A revolta popular teria iniciado quando, no final da tarde do dia 5 de fevereiro de 1979, o mecânico Clodoaldo Teixeira, menor de idade (17 anos) e pilotando uma motocicleta, furou uma barreira da Brigada Militar, no centro da cidade, saindo em fuga rumo à sua residência na Vila Annes. O fato desencadeou a perseguição de uma patrulha da Brigada Militar, composta por um cabo e dois soldados. Ao se aproximar da sua residência, Clodoaldo seria atingido, pelas costas, por um disparo de arma de fogo efetuado por um dos policiais, vindo a óbito antes mesmo de receber socorro médico. A comoção popular começou a tomar conta da cidade, com uma multidão acompanhando o enterro de Clodoaldo até o Cemitério do Bairro Petrópolis. E uma vez que Clodoaldo foi morto na condição de motociclista, os protestos começaram pelos integrantes do Passo Fundo Moto Clube, muitos deles amigos da vítima, e se espalharam pela cidade. Infelizmente, mais duas mortes, atreladas aos protestos, ainda aconteceriam.
Instalara-se em Passo Fundo, naqueles conturbados dias de fevereiro de 1979, um caso de “perturbação da ordem pública”, na visão dos agentes do SNI. O início da abertura política no País, que, com a Emenda Constitucional nº 11, de 13 de outubro de 1978, ao revogar os atos institucionais e complementares contrários à Constituição Federal, e que passou a vigorar partir de 1º de janeiro de 1979, facultou a organização dos protestos.
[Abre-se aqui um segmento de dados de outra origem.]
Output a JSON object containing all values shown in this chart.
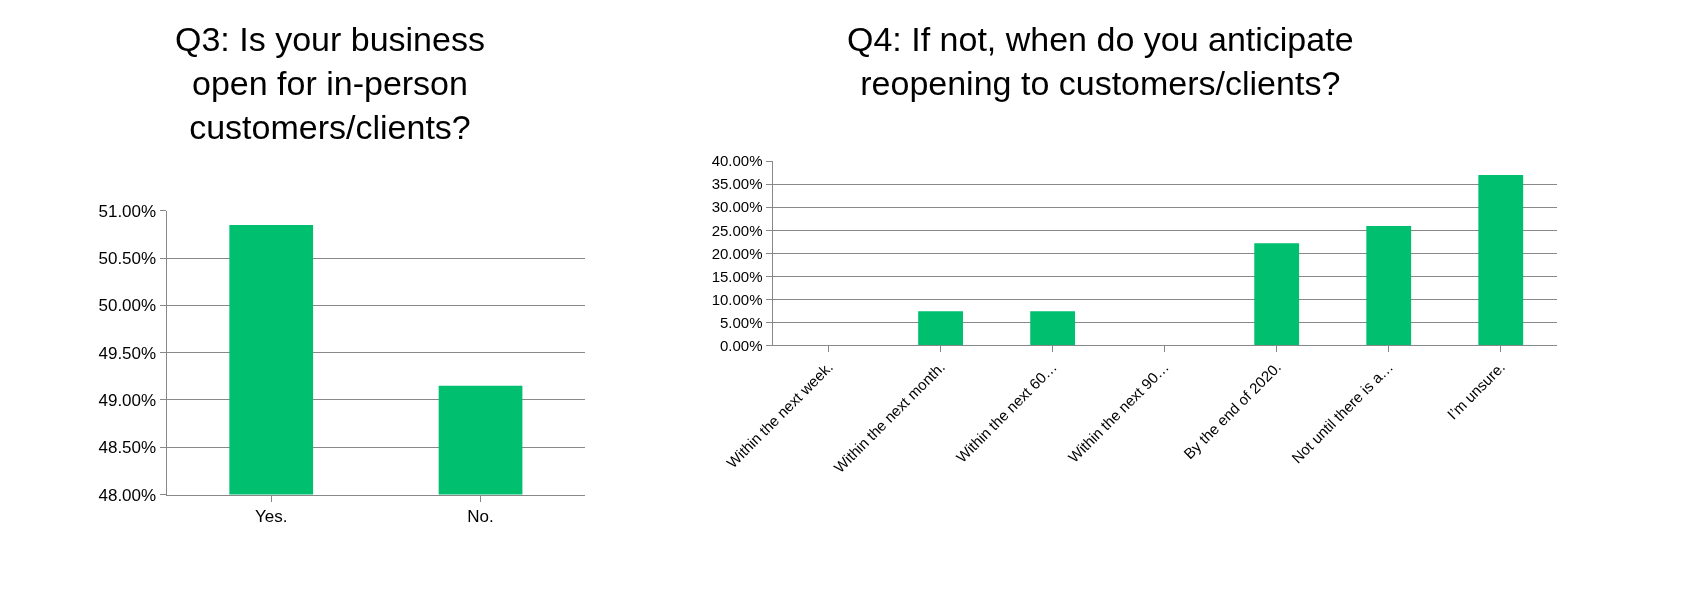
{
  "chart_data": [
    {
      "type": "bar",
      "title": "Q3: Is your business open for in-person customers/clients?",
      "categories": [
        "Yes.",
        "No."
      ],
      "values": [
        50.85,
        49.15
      ],
      "color": "#00bf6f",
      "ylim": [
        48,
        51
      ],
      "yticks": [
        {
          "value": 48,
          "label": "48.00%"
        },
        {
          "value": 48.5,
          "label": "48.50%"
        },
        {
          "value": 49,
          "label": "49.00%"
        },
        {
          "value": 49.5,
          "label": "49.50%"
        },
        {
          "value": 50,
          "label": "50.00%"
        },
        {
          "value": 50.5,
          "label": "50.50%"
        },
        {
          "value": 51,
          "label": "51.00%"
        }
      ],
      "grid": "y",
      "legend": false
    },
    {
      "type": "bar",
      "title": "Q4: If not, when do you anticipate reopening to customers/clients?",
      "categories": [
        "Within the next week.",
        "Within the next month.",
        "Within the next 60…",
        "Within the next 90…",
        "By the end of 2020.",
        "Not until there is a…",
        "I’m unsure."
      ],
      "values": [
        0,
        7.4,
        7.4,
        0,
        22.2,
        25.9,
        37.0
      ],
      "color": "#00bf6f",
      "ylim": [
        0,
        40
      ],
      "yticks": [
        {
          "value": 0,
          "label": "0.00%"
        },
        {
          "value": 5,
          "label": "5.00%"
        },
        {
          "value": 10,
          "label": "10.00%"
        },
        {
          "value": 15,
          "label": "15.00%"
        },
        {
          "value": 20,
          "label": "20.00%"
        },
        {
          "value": 25,
          "label": "25.00%"
        },
        {
          "value": 30,
          "label": "30.00%"
        },
        {
          "value": 35,
          "label": "35.00%"
        },
        {
          "value": 40,
          "label": "40.00%"
        }
      ],
      "grid": "y",
      "legend": false
    }
  ]
}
O comando local da Brigada Militar perdeu o controle do movimento. Os protestos na cidade avançaram nos dias seguintes. Ao tentarem invadir o Quartel do Comando de Policiamento da Área-3 (CPA-3), localizado na frente da Prefeitura Antiga, os populares foram recebidos com tiros. Morreu, na ocasião, o operário Adão Faustino, 19 anos, e foi ferido o jovem Joceli Joaquim Macedo, 17 anos, que viria a falecer dias depois. A situação somente arrefeceria com a intervenção do Exército, por meio do 3º Regimento e Cavalaria do município, e com a troca do comando local da Brigada Militar pelo Governo do Estado.
A novidade, trazido pela pesquisa de Alex Antônio Vanin e Roberto Biluczyk, é que, ao se tomar por base os relatórios dos agentes do SNI, na visão deles, frise-se novamente, não teria sido uma revolta de motoqueiros (uma única referência foi feita sobre a participação de motociclistas no movimento) e sim de “agitadores”, cidadão locais que, por razões diversas, possuíam registros antecedentes de investigação no SNI. Os “agitadores” da opinião pública em Passo Fundo, segundo o SNI, seriam os jornalistas Hélio Freitag, Argeu Santarém e Ivaldino Tasca; os vereadores Ulisses Vieira Camargo e Ivo Pacheco, do MDB, e, para surpresa, Alberti dos Santos, da ARENA; acrescidos, posteriormente, do professor Edu Pimentel, taxado como líder do ataque ao CPA-3. Mas, por razões que a própria razão desconhece, o jornalista Tarso de Castro, figura por demais conhecida do SNI, pela atuação em O Pasquim e na Última Hora, que, não ocasião, em passagem pela cidade, foi o comandante das principais reportagens publicadas por O NACIONAL sobre o movimento, não apareceu como um dos “agitadores” da perturbação em Passo Fundo.